Elkanah Moss (1804–1871) was a wealthy cotton manufacturer. In 1846 he married Hannah Lees (1811–1895) who was the daughter of John Lees of Waterhead Mill. The couple had one son and one daughter. When Elkanah died in 1871 Hannah continued to live at the Hall with her son Edward Howard Moss (1849–1925) who was an officer in the 1st Royal Cheshire Regiment. He was a bachelor and later retired from the military to help his mother run the estate. It seems that he was also responsible for the 1877 major additions to the house. After his mother died in 1895 he continued to run the estate until 1907 when he married at the age of 57 and moved to London. His sister Mary Lees Kay and her husband Christopher Kay moved into the Hall.
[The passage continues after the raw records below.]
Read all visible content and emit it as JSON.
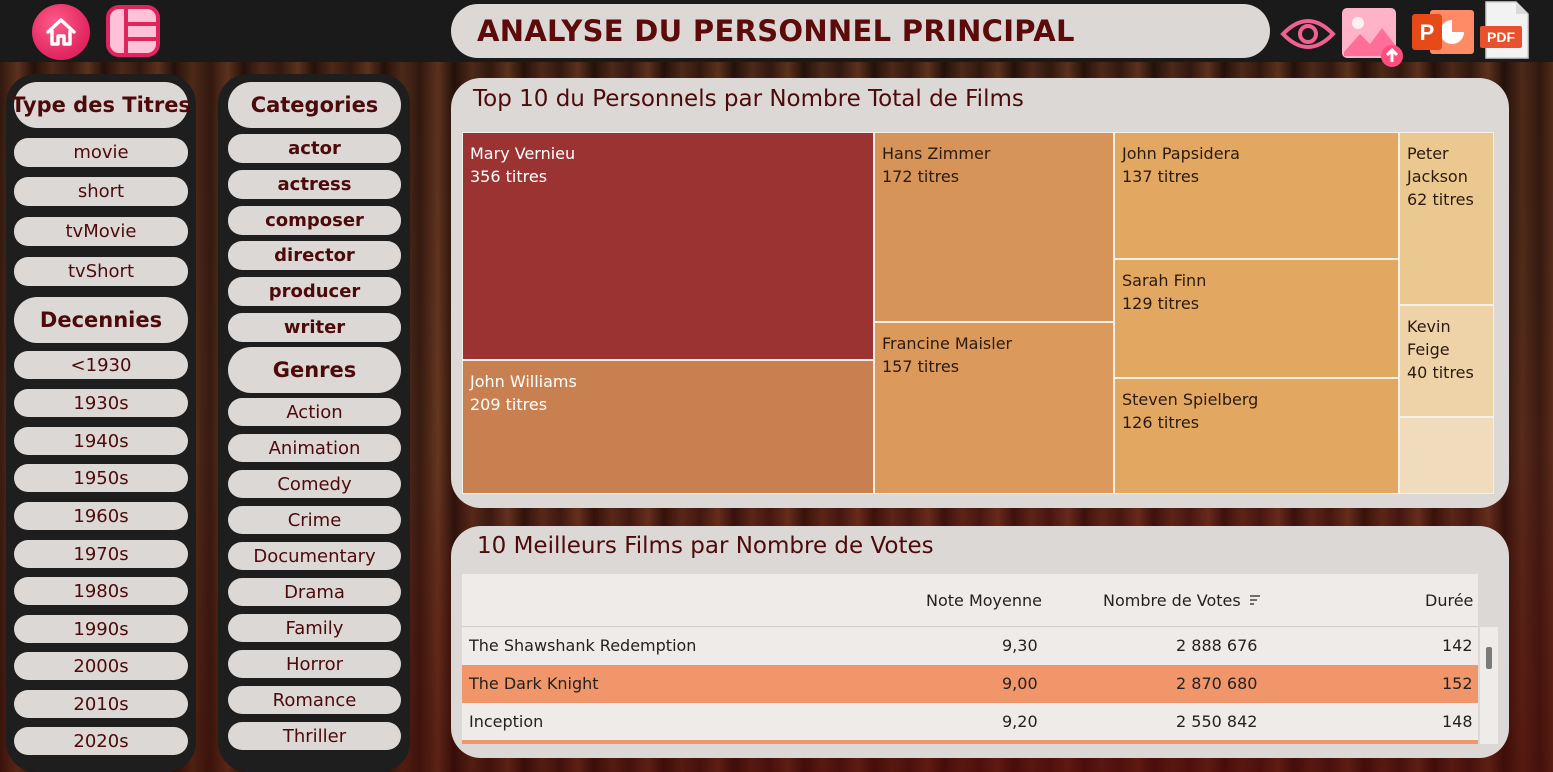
{
  "header": {
    "title": "ANALYSE DU PERSONNEL PRINCIPAL",
    "icons": [
      "home-icon",
      "layout-icon",
      "eye-icon",
      "image-upload-icon",
      "powerpoint-icon",
      "pdf-icon"
    ],
    "pdf_label": "PDF",
    "ppt_label": "P"
  },
  "filters": {
    "type_title": "Type des Titres",
    "types": [
      "movie",
      "short",
      "tvMovie",
      "tvShort"
    ],
    "decades_title": "Decennies",
    "decades": [
      "<1930",
      "1930s",
      "1940s",
      "1950s",
      "1960s",
      "1970s",
      "1980s",
      "1990s",
      "2000s",
      "2010s",
      "2020s"
    ],
    "categories_title": "Categories",
    "categories": [
      "actor",
      "actress",
      "composer",
      "director",
      "producer",
      "writer"
    ],
    "genres_title": "Genres",
    "genres": [
      "Action",
      "Animation",
      "Comedy",
      "Crime",
      "Documentary",
      "Drama",
      "Family",
      "Horror",
      "Romance",
      "Thriller"
    ]
  },
  "treemap": {
    "title": "Top 10 du Personnels par Nombre Total de Films",
    "items": [
      {
        "name": "Mary Vernieu",
        "label": "356 titres",
        "value": 356,
        "color": "#9b3333"
      },
      {
        "name": "John Williams",
        "label": "209 titres",
        "value": 209,
        "color": "#c98050"
      },
      {
        "name": "Hans Zimmer",
        "label": "172 titres",
        "value": 172,
        "color": "#d69458"
      },
      {
        "name": "Francine Maisler",
        "label": "157 titres",
        "value": 157,
        "color": "#db9a5c"
      },
      {
        "name": "John Papsidera",
        "label": "137 titres",
        "value": 137,
        "color": "#e2a862"
      },
      {
        "name": "Sarah Finn",
        "label": "129 titres",
        "value": 129,
        "color": "#e2a862"
      },
      {
        "name": "Steven Spielberg",
        "label": "126 titres",
        "value": 126,
        "color": "#e2a862"
      },
      {
        "name": "Peter Jackson",
        "label": "62 titres",
        "value": 62,
        "color": "#ebc88f"
      },
      {
        "name": "Kevin Feige",
        "label": "40 titres",
        "value": 40,
        "color": "#eed3a8"
      },
      {
        "name": "",
        "label": "",
        "value": null,
        "color": "#f0dcbd"
      }
    ]
  },
  "table": {
    "title": "10 Meilleurs Films par Nombre de Votes",
    "columns": [
      "Note Moyenne",
      "Nombre de Votes",
      "Durée"
    ],
    "sort_icon": "sort-descending-icon",
    "rows": [
      {
        "title": "The Shawshank Redemption",
        "note": "9,30",
        "votes": "2 888 676",
        "duree": "142",
        "highlight": false
      },
      {
        "title": "The Dark Knight",
        "note": "9,00",
        "votes": "2 870 680",
        "duree": "152",
        "highlight": true
      },
      {
        "title": "Inception",
        "note": "9,20",
        "votes": "2 550 842",
        "duree": "148",
        "highlight": false
      }
    ],
    "highlight_color": "#f0966a"
  }
}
Mary Lees Kay (1853–1937) had married Christopher Kay in 1874 and the couple had lived in Davenham Hall for many years. Soon after they moved to Ravenscroft Hall her husband died but she continued to live there for the next 30 years and was greatly involved in the affairs of the community. During World War 1 she managed the Middlewich Red Cross hospital and lent the Hall as an annex to the hospital. After the War she continued her philanthropic work and in 1919 she was awarded an OBE. Her obituary of 1937 outlines all of her work. It states:

"By her death social, philanthropic and political movements in Cheshire have lost a prominent and most valued supporter. Besides occupying the presidency of the Victoria Infirmary Northwich for twenty years, she gave her services for the same period as Secretary to the Church of England's Waifs and Strays Society. Mrs Kay was also Vice-President of the Cheshire Branch of the British Red Cross Society, a District Commissioner in the Girl Guides Association, a vice president of the Cheshire Needlework, president of the Middlewich Womens Help Society and President of the Middlewich District Nursing Association.
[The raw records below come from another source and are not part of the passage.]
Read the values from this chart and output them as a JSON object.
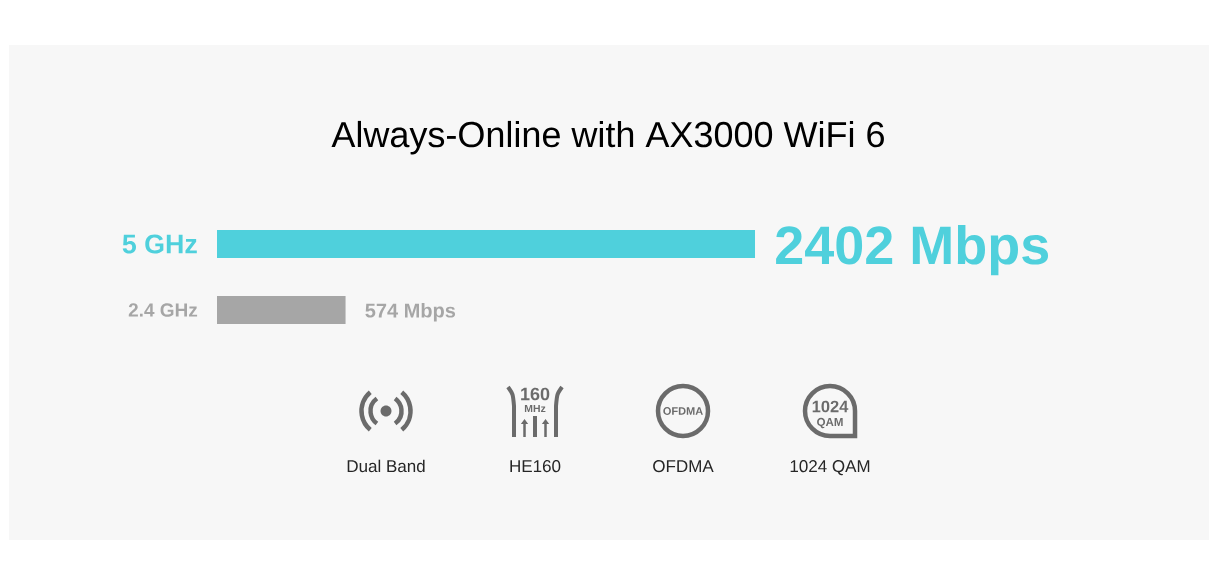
{
  "chart_data": {
    "type": "bar",
    "title": "Always-Online with AX3000 WiFi 6",
    "orientation": "horizontal",
    "categories": [
      "5 GHz",
      "2.4 GHz"
    ],
    "values": [
      2402,
      574
    ],
    "colors": [
      "#4fd0dc",
      "#a6a6a6"
    ],
    "value_labels": [
      "2402 Mbps",
      "574 Mbps"
    ],
    "xlim": [
      0,
      2402
    ],
    "tick_labels": "y",
    "annotations": [
      "Dual Band",
      "HE160",
      "OFDMA",
      "1024 QAM",
      "160",
      "MHz",
      "OFDMA",
      "1024",
      "QAM"
    ]
  }
}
Keenly interested in politics Mrs Kay was an influential leader in the Conservative cause for many years, first in connection with the Primrose League and latterly as vice-president of the Northwich Division of the Women's Unionist Association."
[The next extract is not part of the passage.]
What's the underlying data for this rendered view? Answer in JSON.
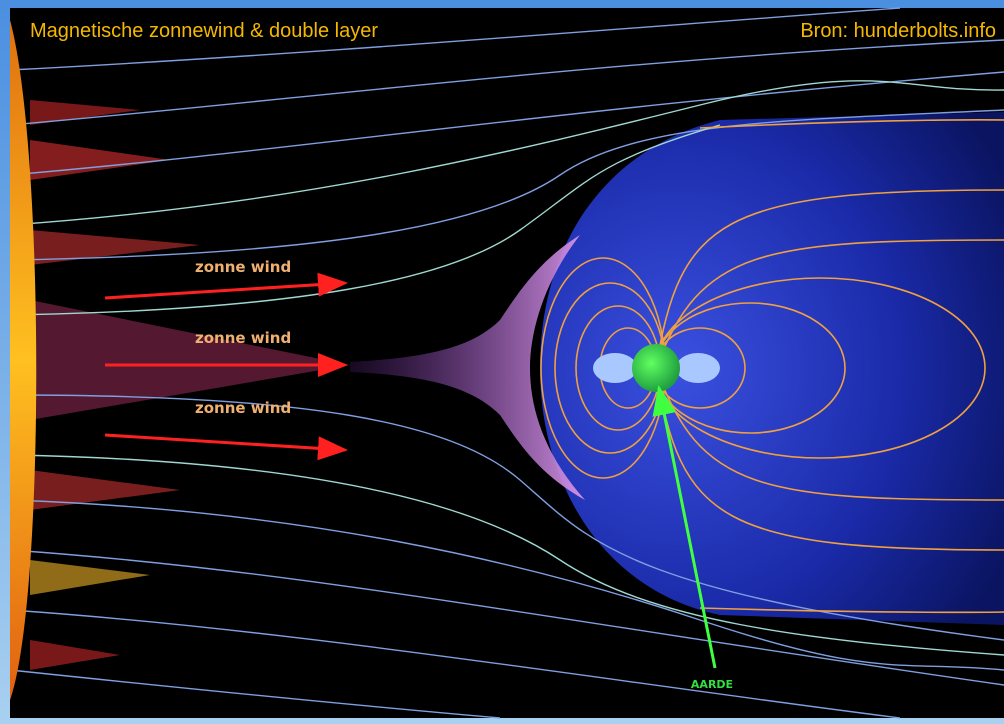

During World War 2 the Hall became a First Aid Post. In 1940 it was damaged by a bomb, the blast bringing down the ground floor ceilings of the first aid rooms and Women's Voluntary Service rooms and smashing all the glass in the ground floor.

In 1947 the property became a boarding and day pupil school. The Principal was Caroline Christine Plant (1882–1971) who was the widow of Wilfred Lawson Plant a former schoolmaster. In 1962 she retired and the school was taken over by David and Ida Smith who became joint Principals.